Going back to the question of bargain-hunting, is it normal that when I Going back to the question of bargain-hunting, is it normal that when I'm setting all the scanner parameters as described almost all companies I'm getting are financial (banks and insurances), only 4 out of 32 are in some other business. Is it really that all the "best to buy" companies in the US at the moment are financial or these parameters are naturally skewing selection to finance sector? Or I messed up some of the parameters of the scanner ? I did set in addition Market Cap. over 2bln, though.. https://finviz.com/screener.ashx?v=...pe_u10,fa_ltdebteq_u0.5,fa_pb_u2,geo_usa&ft=4
It could be that many of the companies you would be interested in have meanwhile decided to not pay out dividends. Those companies prefer to keep the cash in their pocket, in order to be better able to weather the ongoing storm. While this is prudent behavior, in my view, it would exclude these companies from your search as you require a dividend yield of at least 4%. What I'm trying to say is that filter criteria which are suitable in normal times are probably not suitable during a special situation as the current corona virus crisis and the economic implications on companies worldwide.

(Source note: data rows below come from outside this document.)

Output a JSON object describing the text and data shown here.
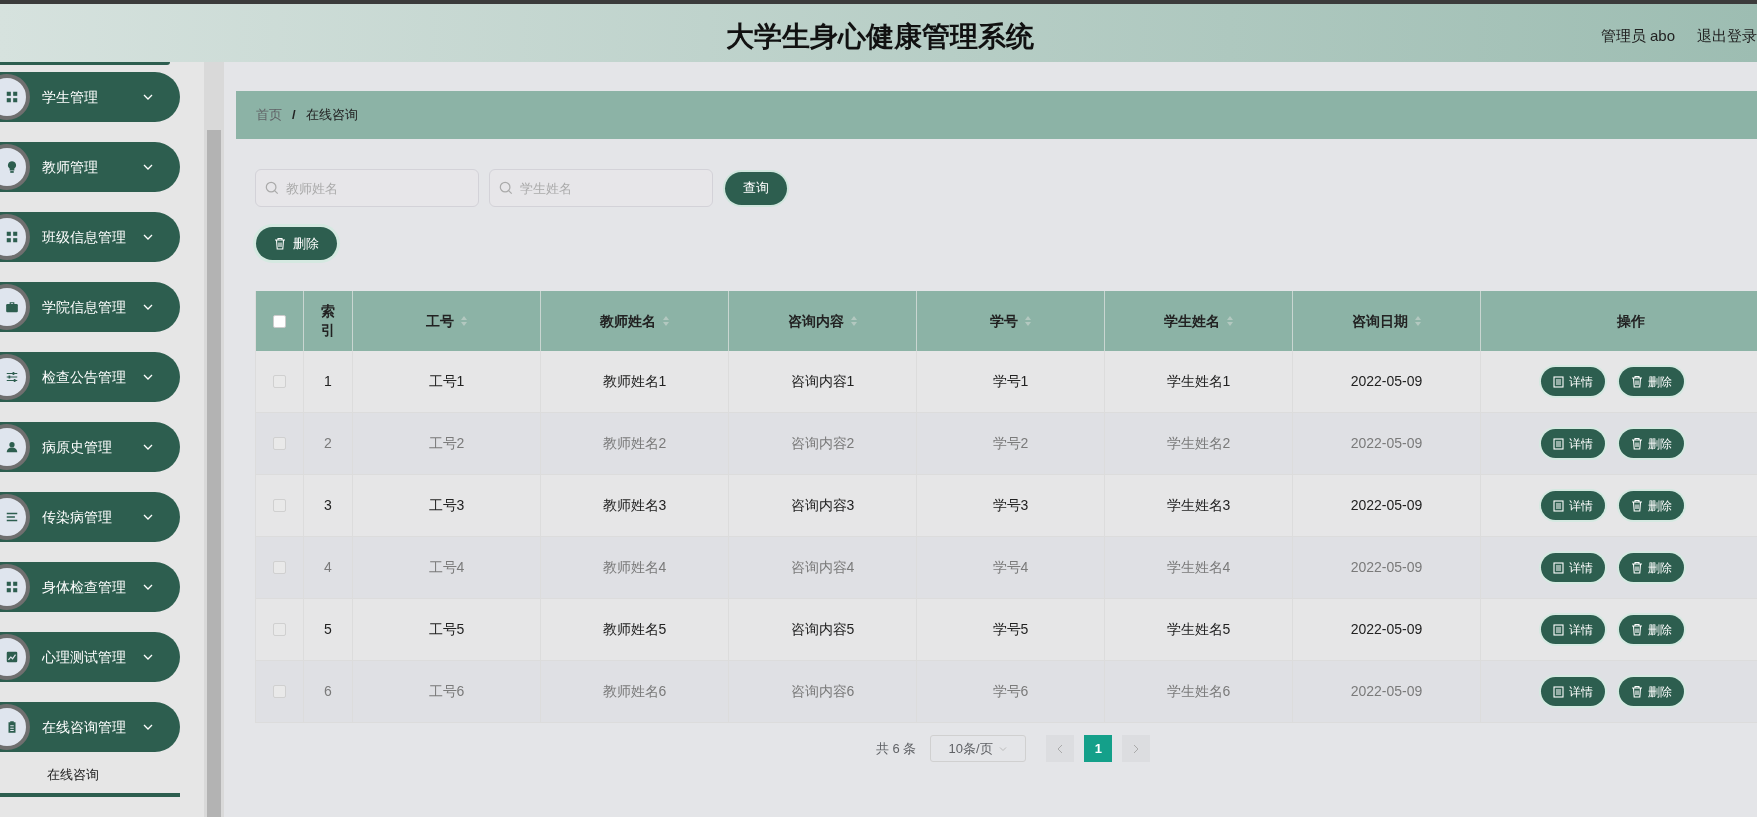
{
  "header": {
    "title": "大学生身心健康管理系统",
    "user": "管理员 abo",
    "logout": "退出登录"
  },
  "sidebar": {
    "items": [
      {
        "label": "学生管理",
        "kind": "grid"
      },
      {
        "label": "教师管理",
        "kind": "bulb"
      },
      {
        "label": "班级信息管理",
        "kind": "grid"
      },
      {
        "label": "学院信息管理",
        "kind": "briefcase"
      },
      {
        "label": "检查公告管理",
        "kind": "sliders"
      },
      {
        "label": "病原史管理",
        "kind": "user"
      },
      {
        "label": "传染病管理",
        "kind": "list"
      },
      {
        "label": "身体检查管理",
        "kind": "grid"
      },
      {
        "label": "心理测试管理",
        "kind": "chart"
      },
      {
        "label": "在线咨询管理",
        "kind": "clipboard",
        "children": [
          {
            "label": "在线咨询",
            "selected": true
          }
        ]
      }
    ]
  },
  "breadcrumb": {
    "items": [
      "首页",
      "在线咨询"
    ],
    "separator": "/"
  },
  "search": {
    "fields": [
      {
        "placeholder": "教师姓名"
      },
      {
        "placeholder": "学生姓名"
      }
    ],
    "button": "查询"
  },
  "toolbar": {
    "delete": "删除"
  },
  "table": {
    "header_checked": false,
    "columns": [
      {
        "label": "索引",
        "sortable": false
      },
      {
        "label": "工号",
        "sortable": true
      },
      {
        "label": "教师姓名",
        "sortable": true
      },
      {
        "label": "咨询内容",
        "sortable": true
      },
      {
        "label": "学号",
        "sortable": true
      },
      {
        "label": "学生姓名",
        "sortable": true
      },
      {
        "label": "咨询日期",
        "sortable": true
      },
      {
        "label": "操作",
        "sortable": false
      }
    ],
    "rows": [
      {
        "checked": false,
        "cells": [
          "1",
          "工号1",
          "教师姓名1",
          "咨询内容1",
          "学号1",
          "学生姓名1",
          "2022-05-09"
        ],
        "actions": [
          "详情",
          "删除"
        ]
      },
      {
        "checked": false,
        "cells": [
          "2",
          "工号2",
          "教师姓名2",
          "咨询内容2",
          "学号2",
          "学生姓名2",
          "2022-05-09"
        ],
        "actions": [
          "详情",
          "删除"
        ]
      },
      {
        "checked": false,
        "cells": [
          "3",
          "工号3",
          "教师姓名3",
          "咨询内容3",
          "学号3",
          "学生姓名3",
          "2022-05-09"
        ],
        "actions": [
          "详情",
          "删除"
        ]
      },
      {
        "checked": false,
        "cells": [
          "4",
          "工号4",
          "教师姓名4",
          "咨询内容4",
          "学号4",
          "学生姓名4",
          "2022-05-09"
        ],
        "actions": [
          "详情",
          "删除"
        ]
      },
      {
        "checked": false,
        "cells": [
          "5",
          "工号5",
          "教师姓名5",
          "咨询内容5",
          "学号5",
          "学生姓名5",
          "2022-05-09"
        ],
        "actions": [
          "详情",
          "删除"
        ]
      },
      {
        "checked": false,
        "cells": [
          "6",
          "工号6",
          "教师姓名6",
          "咨询内容6",
          "学号6",
          "学生姓名6",
          "2022-05-09"
        ],
        "actions": [
          "详情",
          "删除"
        ]
      }
    ]
  },
  "pagination": {
    "total": "共 6 条",
    "page_size": "10条/页",
    "pages": [
      {
        "label": "1",
        "selected": true
      }
    ]
  }
}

Rob's post (https://elitetrader.com/et/threads/fully-automated-futures-trading.289589/page-205#post-5038211) and Kernfusion's question the other day pushed me to think about portfolio margin accounts, so wanted to ask a few questions here to make sure I understand how that works. Currently, my system is out of most positions, and margin is about 10% right now, so I have a lot of cash sitting around. I was planning on switching to portfolio margin, so I can do something similar to what Rob did, buy some short term gov bonds to get some yield. I could do that now too, but much less, as that position would eat up a good chunk of the margin, and also, I have to keep in mind that futures margin will go up again once the system opens positions. Are there any downsides to doing that? What am I missing? My thinking is that as long as I don't use the additional "buying power" to increase leverage and get into bigger positions by increasing account risk, that should be ok. If it's relevant, I'm using IB.
You mention "portfolio margin" and I assume you compare it to Reg-T margin at IB. My account is Reg-T and there was a what-if tool to see how it would compare to portfolio margin. To my surprise was portfolio margin lower than Reg-T margin, so I decided to not change over. Even with portfolio margin can you use a large portion of your cash for stock purchases. As long as your futures positions remain small will you not hit the maximum. And when you do start to hit the maximum you could decide to reduce those stock positions. The current interest rates for excess cash is rather low, so it should be possible to get a bit better return by using some stock investments.